I would add that if something is obscured without the status loaded yet please don’t uh obscure it without community discussion. I just don’t want any past work to get undone.

2 Likes

Can you clarify what you mean by “in keeping with the current process for existing data”? There is no policy to “initiate a community review”. There is a process to initiate a non-community review for Canadian provinces other than Quebec, and the only somewhat related thing for places other than Canada in the Curator Guide is “be prepared to support why you are doing this”, as in, if someone asks you, it’s helpful if you have a justification, but there’s no requirement to have a discussion first. I know you’ve proposed a more formal decision process in the past, but it’s not a current policy.

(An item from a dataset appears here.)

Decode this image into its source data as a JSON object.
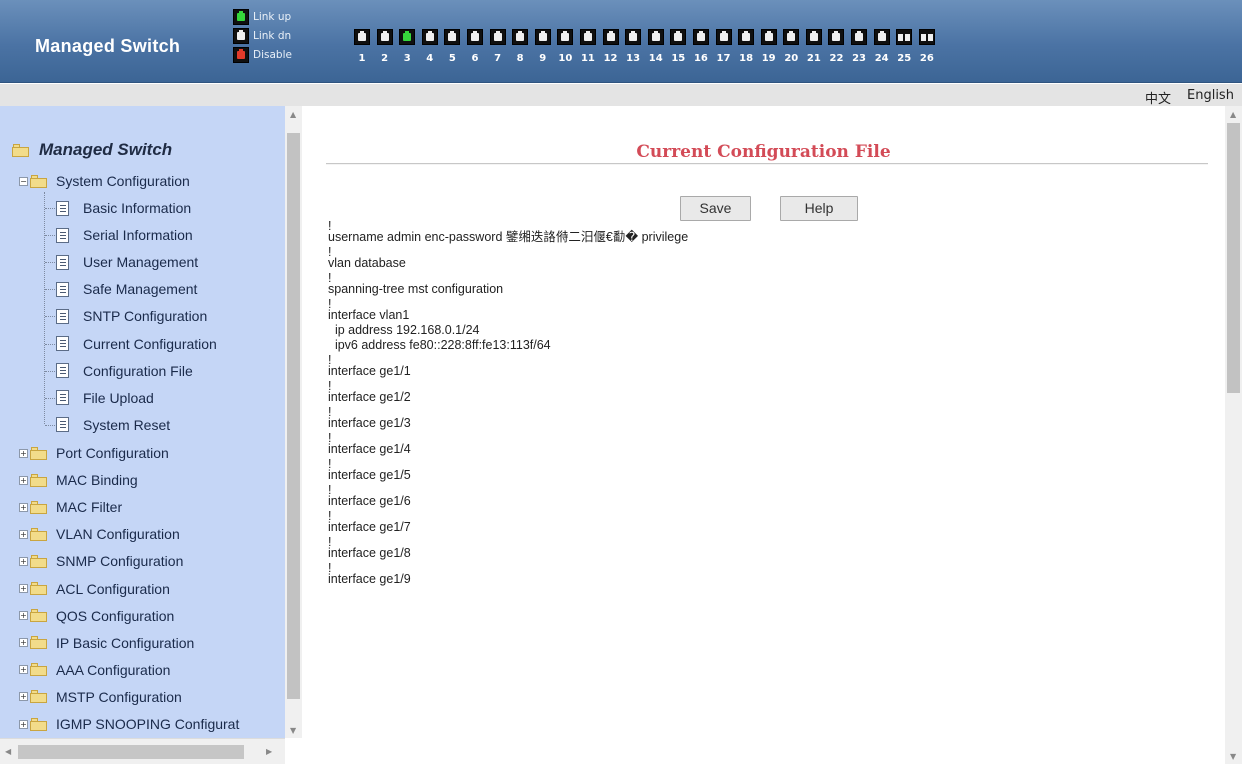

We only need discussions for the non-obvious situations. There are still thousands of obscure plants, fungi, arthropods, and other taxa that don’t need to be obscured, and in most of these cases the decision to unobscure is pretty easy to make.

2 Likes

Isn’t that what a flag is? An opportunity for the community to review and discuss the question.

If we say that there are many obscure species that dont need obscuring, then we may in my mind as well just eliminate any attempt to have a standard process and just say obscuring will be left up to the unilateral decision making of any curator who chooses to do so, using whatever individual decision making process they want or feel is justifiable. And any other curator can undo that for the exact same reason.

Yes, the flagging system is the (optional) tool for discussion about non-obvious cases.